One fundamental shift that we have all seen in user behaviour online over the last two to three years has been the huge move to social media platforms as not only a communications channel but a transactional, commercial and ‘lifeblood’ one.
Now, some of the reasons for this are relatively simple – younger generations are using these (private or public) platforms to stay in touch, communicate and engage with those who they feel an affinity with. Of course, where consumers go – especially younger ones (who dare I say are more susceptible to influence) marketing follows and where marketing goes money and then tech development and investment (in terms of agency focus) trots behind.

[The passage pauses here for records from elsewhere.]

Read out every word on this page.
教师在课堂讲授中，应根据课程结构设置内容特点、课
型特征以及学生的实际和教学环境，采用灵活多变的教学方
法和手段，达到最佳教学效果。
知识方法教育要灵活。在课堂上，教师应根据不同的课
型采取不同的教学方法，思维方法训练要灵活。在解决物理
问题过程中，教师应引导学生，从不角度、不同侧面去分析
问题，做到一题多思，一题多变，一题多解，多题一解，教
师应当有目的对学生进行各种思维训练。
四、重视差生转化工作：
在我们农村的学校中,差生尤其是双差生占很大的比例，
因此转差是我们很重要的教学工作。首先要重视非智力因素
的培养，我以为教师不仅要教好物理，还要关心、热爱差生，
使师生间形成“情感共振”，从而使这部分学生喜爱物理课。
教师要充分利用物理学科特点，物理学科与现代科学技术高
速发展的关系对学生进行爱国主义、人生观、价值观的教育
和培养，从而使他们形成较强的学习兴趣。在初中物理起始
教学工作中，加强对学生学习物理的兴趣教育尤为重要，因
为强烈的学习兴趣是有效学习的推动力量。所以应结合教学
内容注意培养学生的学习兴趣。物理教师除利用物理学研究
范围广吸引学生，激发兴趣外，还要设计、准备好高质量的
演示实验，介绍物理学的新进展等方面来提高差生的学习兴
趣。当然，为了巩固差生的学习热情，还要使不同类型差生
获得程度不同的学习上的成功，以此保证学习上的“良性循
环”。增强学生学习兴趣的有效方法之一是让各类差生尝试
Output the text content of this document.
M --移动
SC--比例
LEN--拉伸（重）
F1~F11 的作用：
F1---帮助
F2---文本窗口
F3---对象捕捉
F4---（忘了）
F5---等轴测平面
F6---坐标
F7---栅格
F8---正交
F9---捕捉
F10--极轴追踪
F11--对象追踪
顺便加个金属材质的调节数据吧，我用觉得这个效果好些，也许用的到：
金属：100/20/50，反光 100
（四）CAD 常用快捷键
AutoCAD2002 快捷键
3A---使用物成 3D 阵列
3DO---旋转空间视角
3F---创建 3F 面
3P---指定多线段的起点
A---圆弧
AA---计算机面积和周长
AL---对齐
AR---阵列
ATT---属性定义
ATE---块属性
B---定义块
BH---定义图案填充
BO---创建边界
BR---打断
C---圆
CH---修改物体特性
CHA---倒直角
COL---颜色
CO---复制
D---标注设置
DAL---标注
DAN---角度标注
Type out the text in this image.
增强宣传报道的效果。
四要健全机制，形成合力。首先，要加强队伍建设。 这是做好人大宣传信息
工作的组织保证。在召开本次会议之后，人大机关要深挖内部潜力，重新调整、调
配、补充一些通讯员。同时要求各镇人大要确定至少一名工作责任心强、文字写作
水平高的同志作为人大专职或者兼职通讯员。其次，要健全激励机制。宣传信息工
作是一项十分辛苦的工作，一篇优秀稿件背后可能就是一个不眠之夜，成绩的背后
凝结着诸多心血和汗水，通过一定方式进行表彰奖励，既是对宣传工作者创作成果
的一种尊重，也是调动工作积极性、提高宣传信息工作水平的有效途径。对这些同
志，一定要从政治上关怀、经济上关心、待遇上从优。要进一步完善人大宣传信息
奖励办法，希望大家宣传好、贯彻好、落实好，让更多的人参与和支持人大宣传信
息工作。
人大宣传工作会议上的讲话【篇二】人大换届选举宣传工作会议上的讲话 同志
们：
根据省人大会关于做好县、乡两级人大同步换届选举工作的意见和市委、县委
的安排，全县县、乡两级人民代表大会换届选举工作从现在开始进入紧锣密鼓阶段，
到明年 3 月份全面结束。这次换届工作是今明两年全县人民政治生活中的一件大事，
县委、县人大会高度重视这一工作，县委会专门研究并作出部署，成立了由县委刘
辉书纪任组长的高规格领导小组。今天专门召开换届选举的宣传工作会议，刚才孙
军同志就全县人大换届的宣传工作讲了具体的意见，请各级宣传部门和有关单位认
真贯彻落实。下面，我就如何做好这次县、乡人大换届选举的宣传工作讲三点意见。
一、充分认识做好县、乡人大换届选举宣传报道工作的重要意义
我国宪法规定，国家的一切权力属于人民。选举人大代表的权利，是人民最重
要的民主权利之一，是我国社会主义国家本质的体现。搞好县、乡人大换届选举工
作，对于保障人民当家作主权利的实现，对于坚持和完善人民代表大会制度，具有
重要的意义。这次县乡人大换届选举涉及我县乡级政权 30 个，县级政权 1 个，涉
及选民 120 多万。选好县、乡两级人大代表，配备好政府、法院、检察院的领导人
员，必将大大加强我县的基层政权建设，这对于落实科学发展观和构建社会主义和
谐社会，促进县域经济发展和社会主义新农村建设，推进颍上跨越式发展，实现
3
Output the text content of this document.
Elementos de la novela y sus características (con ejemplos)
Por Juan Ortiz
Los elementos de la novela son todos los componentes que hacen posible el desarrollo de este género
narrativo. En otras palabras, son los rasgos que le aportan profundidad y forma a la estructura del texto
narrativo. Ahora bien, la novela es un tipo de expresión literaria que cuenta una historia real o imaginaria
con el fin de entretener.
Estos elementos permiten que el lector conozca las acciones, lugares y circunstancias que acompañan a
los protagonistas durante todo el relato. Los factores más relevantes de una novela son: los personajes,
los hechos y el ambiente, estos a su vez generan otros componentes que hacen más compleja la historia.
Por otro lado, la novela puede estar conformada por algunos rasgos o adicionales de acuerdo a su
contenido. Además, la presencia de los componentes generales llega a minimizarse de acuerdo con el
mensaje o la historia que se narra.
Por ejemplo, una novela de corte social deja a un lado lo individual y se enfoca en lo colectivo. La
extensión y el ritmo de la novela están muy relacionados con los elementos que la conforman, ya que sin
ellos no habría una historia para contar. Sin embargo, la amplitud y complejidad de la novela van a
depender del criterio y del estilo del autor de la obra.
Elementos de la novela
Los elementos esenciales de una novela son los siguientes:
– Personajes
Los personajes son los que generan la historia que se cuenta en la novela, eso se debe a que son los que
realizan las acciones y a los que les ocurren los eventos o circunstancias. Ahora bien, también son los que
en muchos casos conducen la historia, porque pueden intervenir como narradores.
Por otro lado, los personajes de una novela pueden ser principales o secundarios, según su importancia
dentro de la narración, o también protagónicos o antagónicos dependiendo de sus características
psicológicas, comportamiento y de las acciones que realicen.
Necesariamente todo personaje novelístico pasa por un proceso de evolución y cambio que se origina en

Equally, the initial rise of the social platforms – starting of course with Facebook - generated investment (from VC’s and advertisers) ahead of any profit which therefore enabled increased exposure (and advertising) to the masses extolling the virtues of keeping in touch – which then grew (because of the human ego) into taking photos and commenting on your dinner.
Then came videos of your dinner, then interviews with celebrities, then buying goods – all recommended to you from your ‘friends’ and peers. All on one platform (primarily Facebook) within a ‘walled garden’ of content, interactions and digital life. The Internet became an add-on.
And that is the way it has generally remained in my opinion. Whenever I’m working with an agency or direct client on a digital project, one of the first discussion points is what digital channels and touchpoints should be our focus. Social media is always one of the longest discussion pieces, closely followed (very interestingly) with more frequency – by offline interactions – websites are banded with landing pages more and more frequently as a ‘must have’ rather than intrinsic into any strategy.
Now putting to one side that these answers are generally forcing digital professionals (unless you are in a top London/New York agency) into a commoditisation of their skills – I’ve seen talented creatives working on a Facebook campaign as opposed to a multi-layered, multi-channel creative programmes – it does restrict and limit the user ‘experience’ – in the truest sense of that word. And this is I think, a more subtle angle.
There are only so many ways that one can feel ‘experiences’ on a social platform, notwithstanding the restrictions that are placed on it by Facebook et al. We have become complicit commoditising and restricting what we as individuals believe an experience to be. It used to be (for better or worse) something you remember – now in some cases a good experience is something you forget – and that’s wrong (and for another blog post I think).
But what does this social media takeover mean for the future of our use of digital?
Clearly AI (in all its forms) is the next leap in the tech and digital space – but much of this tech will be used and deployed on social platforms – not least because Facebook and Google are at the forefront of development (the other ‘mainstream’ ones being Amazon, Apple, Tesla), deployment and development costs on Facebook are cheaper, Messenger is so ubiquitous in its daily use and obviously social platforms are a quick route to a huge market..
But this residence of much in the way of AI (conversational or otherwise) on social platforms is in many ways a contradiction of the phrase ‘social’… All forms of AI are in their heart an algorithm and these will be working and interacting and influencing humans on a ‘social’ platform. You could (and I am) justifiably argue that interacting with an algorithm is the very antithesis of what being social is all about.
When you add this AI interaction with the fact that we have commoditised and devalued what an experience is (with the help of Social Media platforms) we’ve created the perfect environment (in our minds and day to day lives) to allow Social Media to steal the Internet, to ‘own’ experiences, to influence and ignore and ultimately - to do the same to our future use of AI and all its potential.